Toute la spécificité de notre travail, lors des consultations tient à ce que nous avons une population qui s’adresse à ce service là, d’accès aisé, lié à leur lieu d’études. Cela ne donne pas une orientation du travail fondamentalement différente de celle des services de soin, puisque les problèmes des étudiants et leurs demandes sont semblables. Par contre, puisque nous voyons beaucoup d’étudiants qui n’iraient pas dans un service de soin ou dans un lieu extérieur à l’université, nous avons plus affaire à toute la pensée qui se présente comme celle de l’Autre, la pensée des parents et de la culture ou celle des psychologues, les idées toutes faites qui permettent à l’individu de se représenter ce qui lui arrive mais ne passent pas par le détour de ce qu’il est réellement, que lui seul peut dire.

Ce qu’il est réellement, ça se manifeste par ce qu’il pense, consciemment et inconsciemment, et par ce qu’il fait, volontairement ou quand ça lui échappe, ou par son inhibition à faire ce qu’il souhaite. Et la part de ce qu’il est mais qu’il trouve aberrant constitue ses symptômes. En parler, c’est reconnaître une existence qui angoisse. Alors, l’espoir qui permet d’en parler, c’est que celui à qui on s’adresse saura faire ou dire ce qu’il faut pour que ça disparaisse.

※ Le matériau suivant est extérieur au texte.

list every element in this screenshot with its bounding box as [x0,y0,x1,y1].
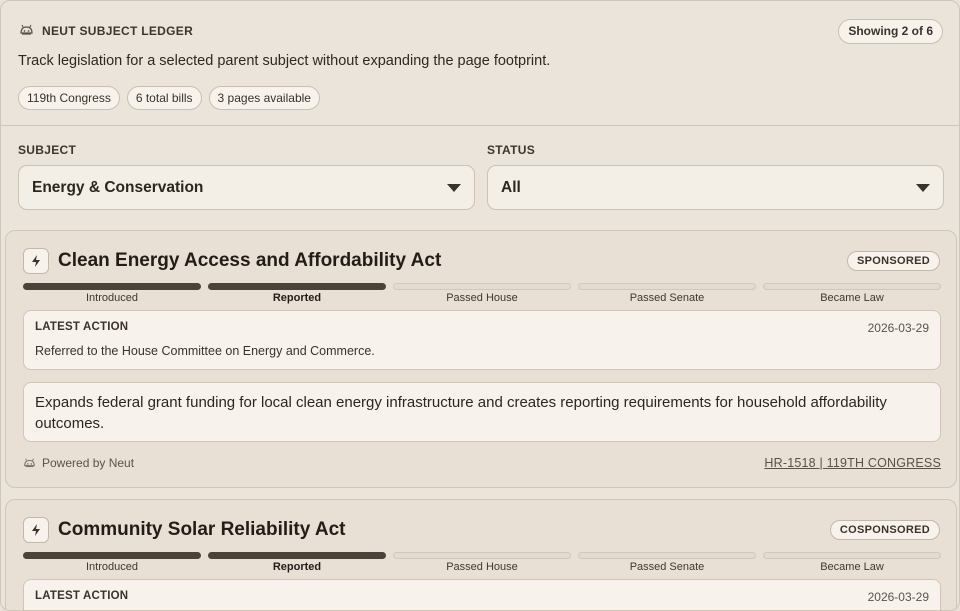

Pour certains, le seul fait d’avoir vérifié lors d’une consultation qu’il y a quelqu’un en qui ils ont confiance pour les aider suffit à calmer la spirale de leur angoisse. Certains même peuvent ne pas venir si quelqu’un en qui ils ont vraiment confiance leur assure que ce serait possible. Cela constitue un premier effet de prévention, une réassurance qui a un effet limité, bénéfique sur la dynamique des troubles, mais pas sur leur structure, comme n’importe quel savoir supposé bénéfique peut le faire. Tant qu’il y a une adresse, le sujet n’a pas besoin d’en savoir plus. C’est l’autre qui doit savoir et proposer ses services.

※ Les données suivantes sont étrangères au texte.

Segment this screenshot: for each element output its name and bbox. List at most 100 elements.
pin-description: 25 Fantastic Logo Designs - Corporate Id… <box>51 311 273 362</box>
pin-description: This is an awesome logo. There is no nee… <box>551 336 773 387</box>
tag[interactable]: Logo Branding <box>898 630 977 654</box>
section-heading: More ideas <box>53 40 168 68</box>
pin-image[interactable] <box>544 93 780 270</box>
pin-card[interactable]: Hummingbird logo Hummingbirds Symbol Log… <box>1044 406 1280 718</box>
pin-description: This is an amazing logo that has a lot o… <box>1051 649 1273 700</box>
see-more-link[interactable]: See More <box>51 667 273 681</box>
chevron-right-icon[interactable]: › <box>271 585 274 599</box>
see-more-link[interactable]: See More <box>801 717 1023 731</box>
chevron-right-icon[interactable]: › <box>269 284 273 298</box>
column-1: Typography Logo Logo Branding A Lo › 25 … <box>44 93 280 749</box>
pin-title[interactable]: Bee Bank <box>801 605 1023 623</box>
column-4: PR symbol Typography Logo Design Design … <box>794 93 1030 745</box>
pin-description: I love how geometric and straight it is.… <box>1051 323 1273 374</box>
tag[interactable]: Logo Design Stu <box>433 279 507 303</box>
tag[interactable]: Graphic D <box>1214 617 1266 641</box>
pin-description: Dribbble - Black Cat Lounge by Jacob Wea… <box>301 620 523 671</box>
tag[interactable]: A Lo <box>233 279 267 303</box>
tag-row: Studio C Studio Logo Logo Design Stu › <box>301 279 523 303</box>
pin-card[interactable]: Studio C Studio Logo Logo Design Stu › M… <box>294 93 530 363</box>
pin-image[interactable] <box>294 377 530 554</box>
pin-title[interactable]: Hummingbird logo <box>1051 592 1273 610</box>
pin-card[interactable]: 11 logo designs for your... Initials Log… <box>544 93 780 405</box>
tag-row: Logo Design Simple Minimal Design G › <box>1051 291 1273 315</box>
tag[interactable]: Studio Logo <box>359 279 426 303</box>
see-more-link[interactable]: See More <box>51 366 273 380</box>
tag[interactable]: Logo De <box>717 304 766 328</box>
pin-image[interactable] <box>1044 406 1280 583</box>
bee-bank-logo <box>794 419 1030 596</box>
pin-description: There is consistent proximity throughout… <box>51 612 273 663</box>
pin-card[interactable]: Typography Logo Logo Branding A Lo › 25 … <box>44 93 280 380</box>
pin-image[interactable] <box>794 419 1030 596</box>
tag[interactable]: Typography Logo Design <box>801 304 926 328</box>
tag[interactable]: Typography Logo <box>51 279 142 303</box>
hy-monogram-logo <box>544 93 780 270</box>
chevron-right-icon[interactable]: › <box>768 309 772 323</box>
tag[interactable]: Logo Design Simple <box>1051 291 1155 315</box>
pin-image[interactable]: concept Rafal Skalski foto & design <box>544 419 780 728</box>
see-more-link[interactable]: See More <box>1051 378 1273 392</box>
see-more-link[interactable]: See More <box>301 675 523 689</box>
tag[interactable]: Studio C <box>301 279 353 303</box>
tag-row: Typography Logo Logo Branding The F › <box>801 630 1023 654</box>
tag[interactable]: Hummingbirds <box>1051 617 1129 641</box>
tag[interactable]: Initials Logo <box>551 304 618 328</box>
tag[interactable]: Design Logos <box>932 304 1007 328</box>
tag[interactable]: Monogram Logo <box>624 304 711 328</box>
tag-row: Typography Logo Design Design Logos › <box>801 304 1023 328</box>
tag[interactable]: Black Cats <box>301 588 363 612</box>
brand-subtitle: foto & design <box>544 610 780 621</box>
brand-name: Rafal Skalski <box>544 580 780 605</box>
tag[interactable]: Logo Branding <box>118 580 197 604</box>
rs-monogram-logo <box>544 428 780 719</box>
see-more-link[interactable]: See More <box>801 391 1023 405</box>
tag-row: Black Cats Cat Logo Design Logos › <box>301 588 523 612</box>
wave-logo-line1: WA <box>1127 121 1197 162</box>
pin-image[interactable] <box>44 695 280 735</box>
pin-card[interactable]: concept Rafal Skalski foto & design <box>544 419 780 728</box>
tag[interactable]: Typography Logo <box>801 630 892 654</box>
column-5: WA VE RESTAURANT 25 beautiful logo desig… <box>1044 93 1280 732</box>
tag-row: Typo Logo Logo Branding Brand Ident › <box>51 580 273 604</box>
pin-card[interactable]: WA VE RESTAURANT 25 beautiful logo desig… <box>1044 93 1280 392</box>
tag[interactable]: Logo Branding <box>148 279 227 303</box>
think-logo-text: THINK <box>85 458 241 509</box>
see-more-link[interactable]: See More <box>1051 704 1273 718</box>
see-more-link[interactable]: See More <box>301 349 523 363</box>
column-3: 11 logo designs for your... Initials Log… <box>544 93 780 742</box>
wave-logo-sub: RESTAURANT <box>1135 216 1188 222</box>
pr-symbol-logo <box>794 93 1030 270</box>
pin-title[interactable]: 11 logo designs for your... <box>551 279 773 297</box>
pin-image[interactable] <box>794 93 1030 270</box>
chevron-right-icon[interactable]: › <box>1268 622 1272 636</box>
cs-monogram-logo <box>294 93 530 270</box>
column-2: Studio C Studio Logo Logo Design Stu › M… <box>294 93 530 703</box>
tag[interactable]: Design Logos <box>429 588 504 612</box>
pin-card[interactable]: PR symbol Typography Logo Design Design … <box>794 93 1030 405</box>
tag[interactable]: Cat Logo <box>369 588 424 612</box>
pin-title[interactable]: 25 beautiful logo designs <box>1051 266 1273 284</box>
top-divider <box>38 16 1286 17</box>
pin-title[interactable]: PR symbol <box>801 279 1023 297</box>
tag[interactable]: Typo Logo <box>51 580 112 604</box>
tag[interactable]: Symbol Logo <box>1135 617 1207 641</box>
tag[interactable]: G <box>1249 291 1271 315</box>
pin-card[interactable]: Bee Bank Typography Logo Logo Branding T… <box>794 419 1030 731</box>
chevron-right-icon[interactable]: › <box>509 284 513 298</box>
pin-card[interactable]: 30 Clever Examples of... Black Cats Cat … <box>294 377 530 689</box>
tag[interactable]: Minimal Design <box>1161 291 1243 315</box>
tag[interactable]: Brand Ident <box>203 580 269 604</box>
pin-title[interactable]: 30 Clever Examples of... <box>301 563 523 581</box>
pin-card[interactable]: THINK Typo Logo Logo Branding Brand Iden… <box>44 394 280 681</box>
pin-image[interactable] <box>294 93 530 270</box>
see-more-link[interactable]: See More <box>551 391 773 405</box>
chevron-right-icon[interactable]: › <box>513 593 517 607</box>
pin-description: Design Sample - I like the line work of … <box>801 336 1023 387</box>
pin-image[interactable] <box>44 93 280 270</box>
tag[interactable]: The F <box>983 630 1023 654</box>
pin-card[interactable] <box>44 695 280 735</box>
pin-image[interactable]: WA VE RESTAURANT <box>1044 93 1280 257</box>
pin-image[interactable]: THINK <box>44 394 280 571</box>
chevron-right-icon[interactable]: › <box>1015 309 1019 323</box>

Dans notre société, les psy sont de plus en plus ceux appelés à remplir ces fonctions que les autres sociétés déléguaient à la magie et à la religion, lorsque l’éducation montrait ses limites.

C’est parce que nous vivons dans un monde très particulier, comme il n’en avait jamais existé. Nous avons une société qui ne croit vraiment qu’en la science, même si l’individu peut croire en tout autre chose. La science a permis de découvrir des choses extraordinaires dans le domaine de la matière, dont on se sert pour produire des objets et des modifications de la nature, et son efficace en ces matières donne un crédit incontesté à la vérité scientifique. Sur cette base, nous avons mis l’économie au principe du règlement des affaires sociales, et les humains, appréhendés dans leur universalité, sont déclarés libres et égaux devant les lois naturelles et humaines, mais sont aussi sommés de s’adapter à une machine sociale de plus en plus complexe et exigeante. Dans l’espoir que ce ne soit pas inhumain, nous promettons beaucoup, de faire la politique pour le bonheur de l’humanité, et même maintenant d’évaluer la santé à partir de l’idée d’un bien-être complet, sur tous les plans. Et dans ce monde qui promet beaucoup tout en mettant à mal les liens communautaires anciens, les psychologues sont appelés pour rétablir les liens de l’individu au corps social.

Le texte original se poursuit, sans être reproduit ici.